Others, those that are a bit more optimistic or have shorter memories, might like this team’s resolve and the way they played in the second half.  They may think Saturday was a wake up call and that the team will be stronger for it.

For me, I’m somewhere in between.  Objectively we know that anyone can win the game when the teams line up on Saturday.  But we often have trouble visualizing exactly how many unlikely events must occur to let the underdog triumph.  Sadly, we got to see exactly how a face plant could look in the first half.  Happily, we’re good enough to overcome a horrid first half against Kentucky.

When we’re playing our best, we can go undefeated, but we can also flush it down the toilet at any minute.  This is a new Carolina, but games like Kentucky in 2010, Auburn in 2011 and the first half of this weekend’s game show that Carolina still self destruct at a moment’s notice.  It’s not a given that they will, but we know for sure they can.

After two disparate halves, here is what I learned this weekend:

1.  Marcus Lattimore is fine, and he can carry the load when we need him to.  23 rushes for 120 yards (5.2 ypc) is a healthy running back.  Expect more of the same as the season goes on.

2.  Connor Shaw might put up elite numbers this year.  Last week he was 20-21.  This week he was 15-18.  In back to back weeks of conference play Shaw completed nearly 90% of his passes.  That’s not bad.
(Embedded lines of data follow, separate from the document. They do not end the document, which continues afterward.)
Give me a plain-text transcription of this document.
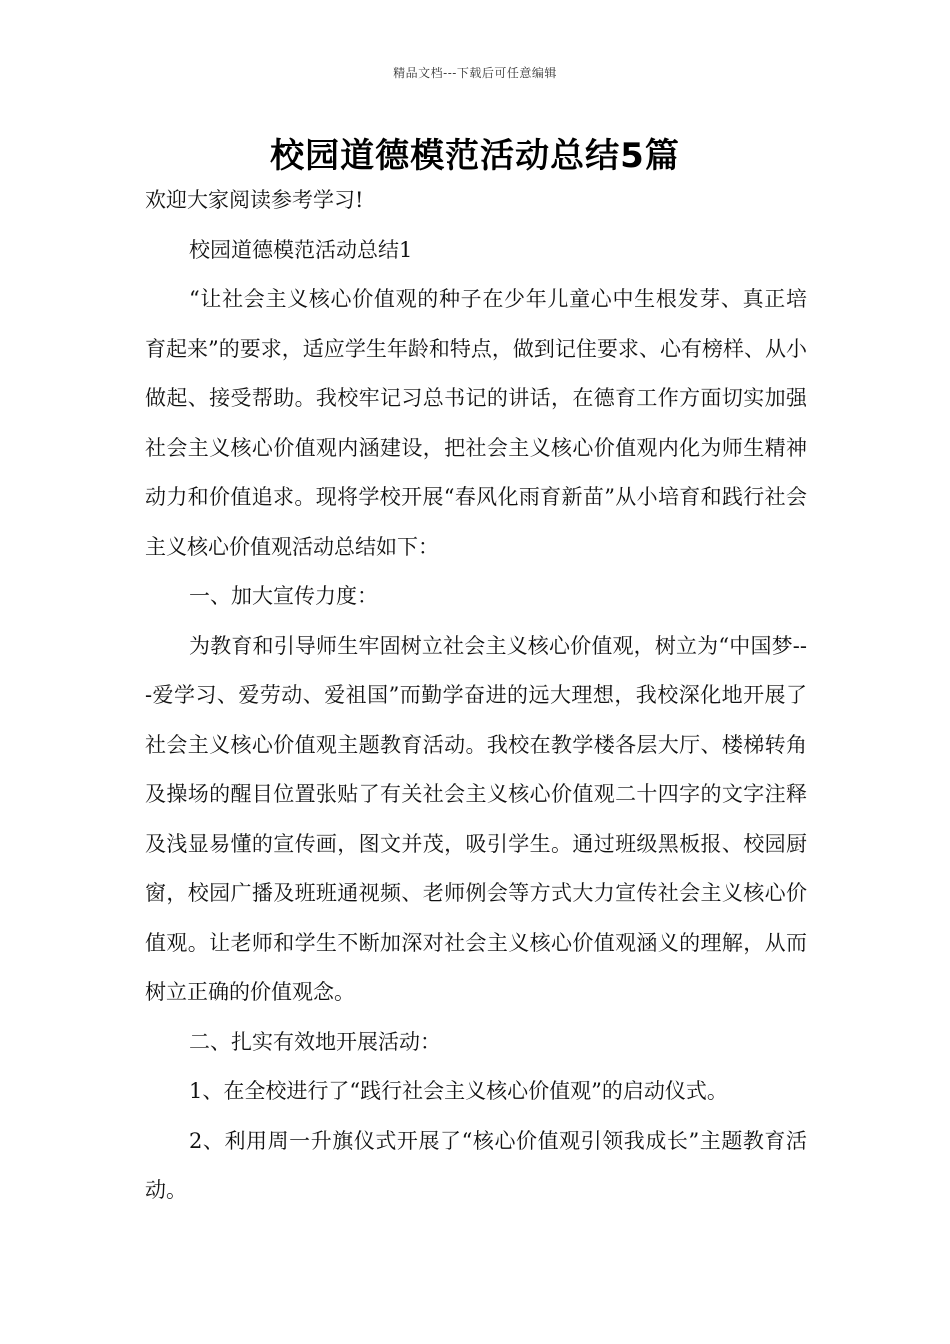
精品文档---下载后可任意编辑
校园道德模范活动总结5篇

欢迎大家阅读参考学习!

校园道德模范活动总结1

“让社会主义核心价值观的种子在少年儿童心中生根发芽、真正培育起来”的要求，适应学生年龄和特点，做到记住要求、心有榜样、从小做起、接受帮助。我校牢记习总书记的讲话，在德育工作方面切实加强社会主义核心价值观内涵建设，把社会主义核心价值观内化为师生精神动力和价值追求。现将学校开展“春风化雨育新苗”从小培育和践行社会主义核心价值观活动总结如下：

一、加大宣传力度：

为教育和引导师生牢固树立社会主义核心价值观，树立为“中国梦---爱学习、爱劳动、爱祖国”而勤学奋进的远大理想，我校深化地开展了社会主义核心价值观主题教育活动。我校在教学楼各层大厅、楼梯转角及操场的醒目位置张贴了有关社会主义核心价值观二十四字的文字注释及浅显易懂的宣传画，图文并茂，吸引学生。通过班级黑板报、校园厨窗，校园广播及班班通视频、老师例会等方式大力宣传社会主义核心价值观。让老师和学生不断加深对社会主义核心价值观涵义的理解，从而树立正确的价值观念。

二、扎实有效地开展活动：

1、在全校进行了“践行社会主义核心价值观”的启动仪式。

2、利用周一升旗仪式开展了“核心价值观引领我成长”主题教育活动。
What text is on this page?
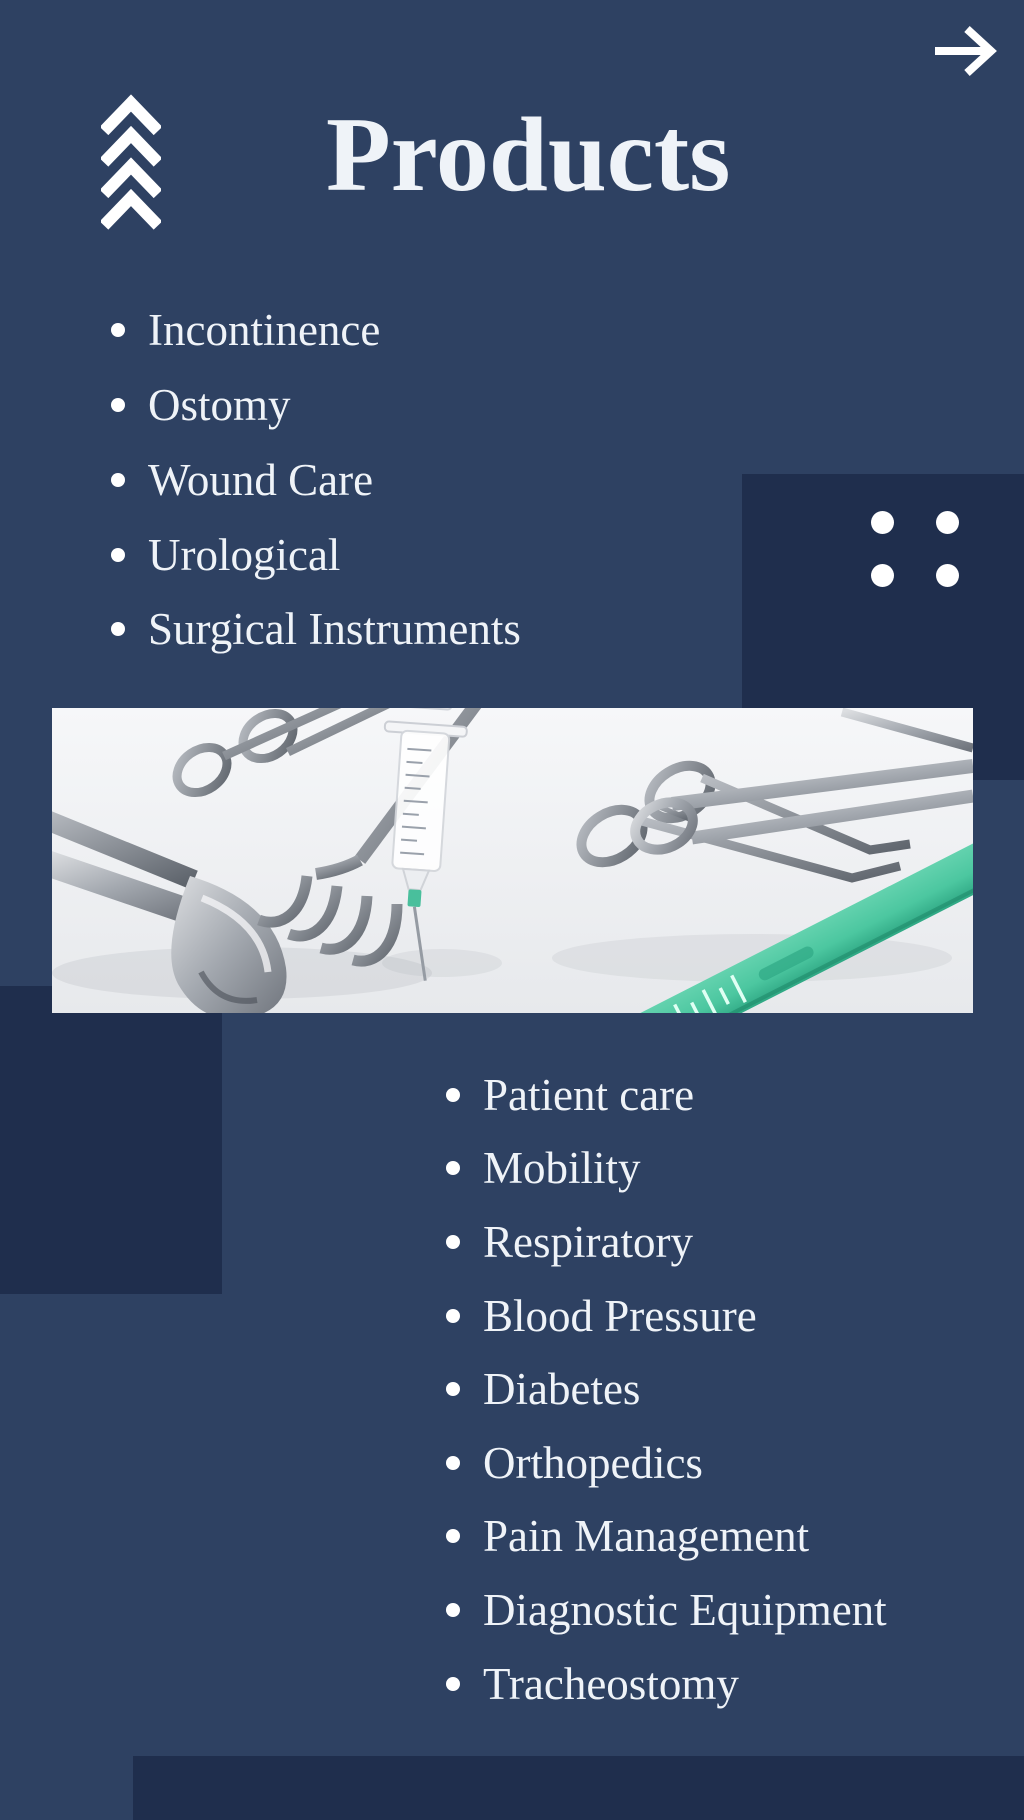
Products
Incontinence
Ostomy
Wound Care
Urological
Surgical Instruments
Patient care
Mobility
Respiratory
Blood Pressure
Diabetes
Orthopedics
Pain Management
Diagnostic Equipment
Tracheostomy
3.  South Carolina is much, much better than Kentucky.  I learned that in the second half.  It was a dominating performance when one was needed.

4.  On a Saturday when defenses often couldn’t be found at many games around the country, ours looked like it still could be elite, not in the first half of course but in the second.  In the second half they gave up 70 yards and didn’t let the Wildcats cross the 50.  Elite.
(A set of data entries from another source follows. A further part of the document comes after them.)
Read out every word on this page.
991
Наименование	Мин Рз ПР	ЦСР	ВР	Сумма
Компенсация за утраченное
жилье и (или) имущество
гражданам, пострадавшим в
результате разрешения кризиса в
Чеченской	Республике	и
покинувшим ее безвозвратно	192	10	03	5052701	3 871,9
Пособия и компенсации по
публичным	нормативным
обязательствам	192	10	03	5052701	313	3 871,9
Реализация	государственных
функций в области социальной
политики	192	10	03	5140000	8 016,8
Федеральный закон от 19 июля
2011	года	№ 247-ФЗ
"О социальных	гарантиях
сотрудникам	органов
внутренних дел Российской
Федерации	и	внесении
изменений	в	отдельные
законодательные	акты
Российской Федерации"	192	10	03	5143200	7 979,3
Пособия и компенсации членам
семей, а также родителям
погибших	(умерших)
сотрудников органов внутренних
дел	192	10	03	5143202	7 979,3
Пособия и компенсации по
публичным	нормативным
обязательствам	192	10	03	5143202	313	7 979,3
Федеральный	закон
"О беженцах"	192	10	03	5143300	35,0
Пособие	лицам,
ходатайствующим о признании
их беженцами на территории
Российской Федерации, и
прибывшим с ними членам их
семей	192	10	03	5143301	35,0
5.  It looks like we’re going to keep playing with fire until someone returns a kick for a TD against us.  For some reason, we won’t kick the ball out of the end zone.  Our coverage isn’t good enough for that, and we will get burned.  It needs to stop, now.

6.  The receiving corps doesn’t revolve around one star anymore, and that set up can work too.  7 different players caught balls.  That’s good balance.
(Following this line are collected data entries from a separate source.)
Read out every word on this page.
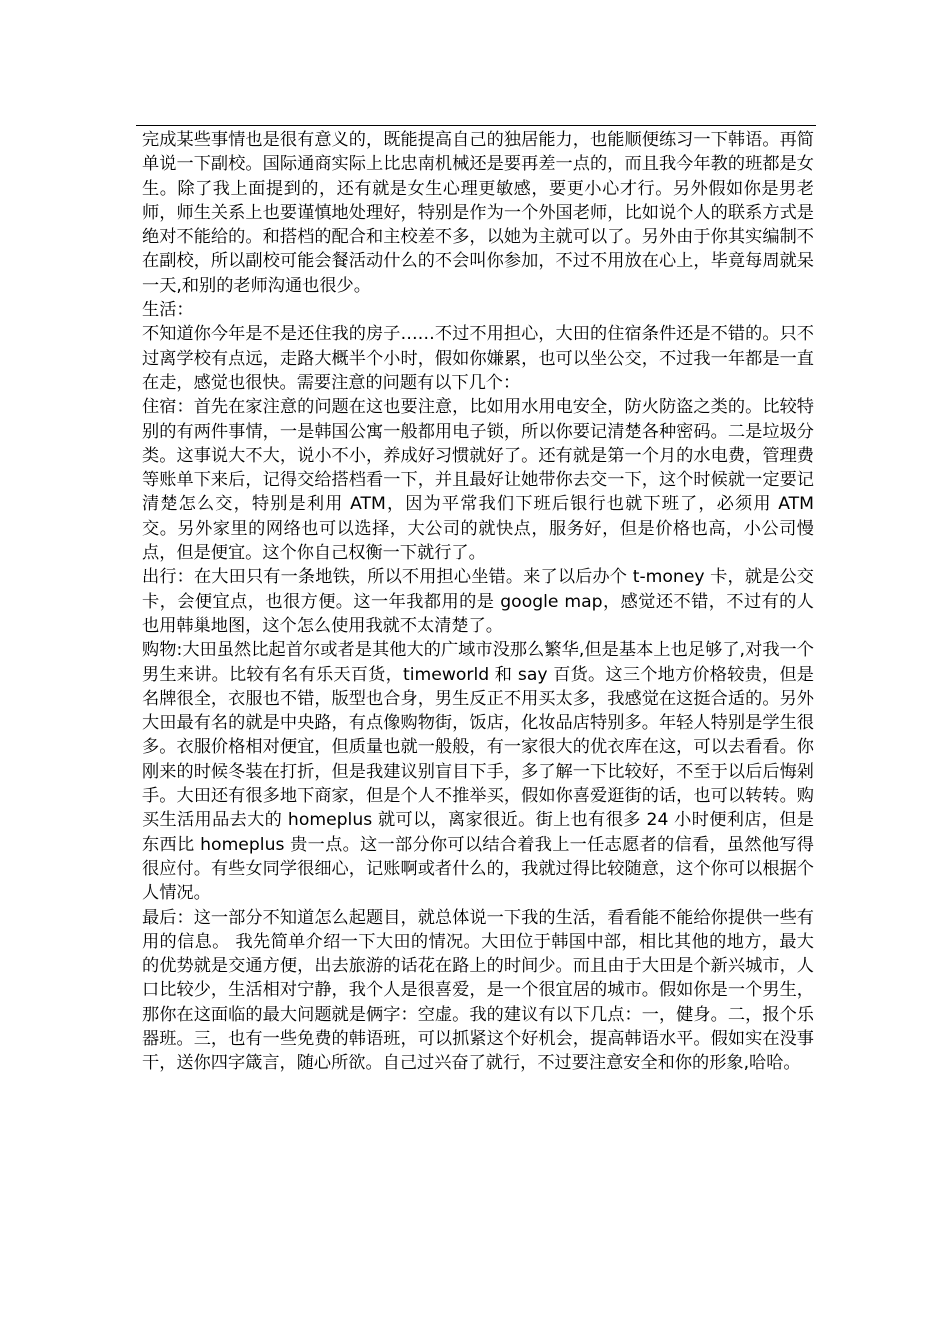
完成某些事情也是很有意义的，既能提高自己的独居能力，也能顺便练习一下韩语。再简单说一下副校。国际通商实际上比忠南机械还是要再差一点的，而且我今年教的班都是女生。除了我上面提到的，还有就是女生心理更敏感，要更小心才行。另外假如你是男老师，师生关系上也要谨慎地处理好，特别是作为一个外国老师，比如说个人的联系方式是绝对不能给的。和搭档的配合和主校差不多，以她为主就可以了。另外由于你其实编制不在副校，所以副校可能会餐活动什么的不会叫你参加，不过不用放在心上，毕竟每周就呆一天,和别的老师沟通也很少。

生活：

不知道你今年是不是还住我的房子……不过不用担心，大田的住宿条件还是不错的。只不过离学校有点远，走路大概半个小时，假如你嫌累，也可以坐公交，不过我一年都是一直在走，感觉也很快。需要注意的问题有以下几个：

住宿：首先在家注意的问题在这也要注意，比如用水用电安全，防火防盗之类的。比较特别的有两件事情，一是韩国公寓一般都用电子锁，所以你要记清楚各种密码。二是垃圾分类。这事说大不大，说小不小，养成好习惯就好了。还有就是第一个月的水电费，管理费等账单下来后，记得交给搭档看一下，并且最好让她带你去交一下，这个时候就一定要记清楚怎么交，特别是利用 ATM，因为平常我们下班后银行也就下班了，必须用 ATM 交。另外家里的网络也可以选择，大公司的就快点，服务好，但是价格也高，小公司慢点，但是便宜。这个你自己权衡一下就行了。

出行：在大田只有一条地铁，所以不用担心坐错。来了以后办个 t-money 卡，就是公交卡，会便宜点，也很方便。这一年我都用的是 google map，感觉还不错，不过有的人也用韩巢地图，这个怎么使用我就不太清楚了。

购物:大田虽然比起首尔或者是其他大的广域市没那么繁华,但是基本上也足够了,对我一个男生来讲。比较有名有乐天百货，timeworld 和 say 百货。这三个地方价格较贵，但是名牌很全，衣服也不错，版型也合身，男生反正不用买太多，我感觉在这挺合适的。另外大田最有名的就是中央路，有点像购物街，饭店，化妆品店特别多。年轻人特别是学生很多。衣服价格相对便宜，但质量也就一般般，有一家很大的优衣库在这，可以去看看。你刚来的时候冬装在打折，但是我建议别盲目下手，多了解一下比较好，不至于以后后悔剁手。大田还有很多地下商家，但是个人不推举买，假如你喜爱逛街的话，也可以转转。购买生活用品去大的 homeplus 就可以，离家很近。街上也有很多 24 小时便利店，但是东西比 homeplus 贵一点。这一部分你可以结合着我上一任志愿者的信看，虽然他写得很应付。有些女同学很细心，记账啊或者什么的，我就过得比较随意，这个你可以根据个人情况。

最后：这一部分不知道怎么起题目，就总体说一下我的生活，看看能不能给你提供一些有用的信息。 我先简单介绍一下大田的情况。大田位于韩国中部，相比其他的地方，最大的优势就是交通方便，出去旅游的话花在路上的时间少。而且由于大田是个新兴城市，人口比较少，生活相对宁静，我个人是很喜爱，是一个很宜居的城市。假如你是一个男生，那你在这面临的最大问题就是俩字：空虚。我的建议有以下几点：一，健身。二，报个乐器班。三，也有一些免费的韩语班，可以抓紧这个好机会，提高韩语水平。假如实在没事干，送你四字箴言，随心所欲。自己过兴奋了就行，不过要注意安全和你的形象,哈哈。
7.  We will be lucky to get one holding call a game.  Our defensive line is getting held on nearly every play.  For some reason none of that is being called.

8.  When we are near the goal line and need to score, Marcus Lattimore is far and away the best bet, but we might try Connor Shaw running a few times on that first possession anyway.

9.  The swinging gate, that gimmicky, antiquated formation we line up in for extra points, is better left for middle school teams, not Top 10 teams.

10.  Some plays call for leaving the back side defensive end unblocked.  Opposing teams shouldn’t do that if Clowney is the backside defensive end.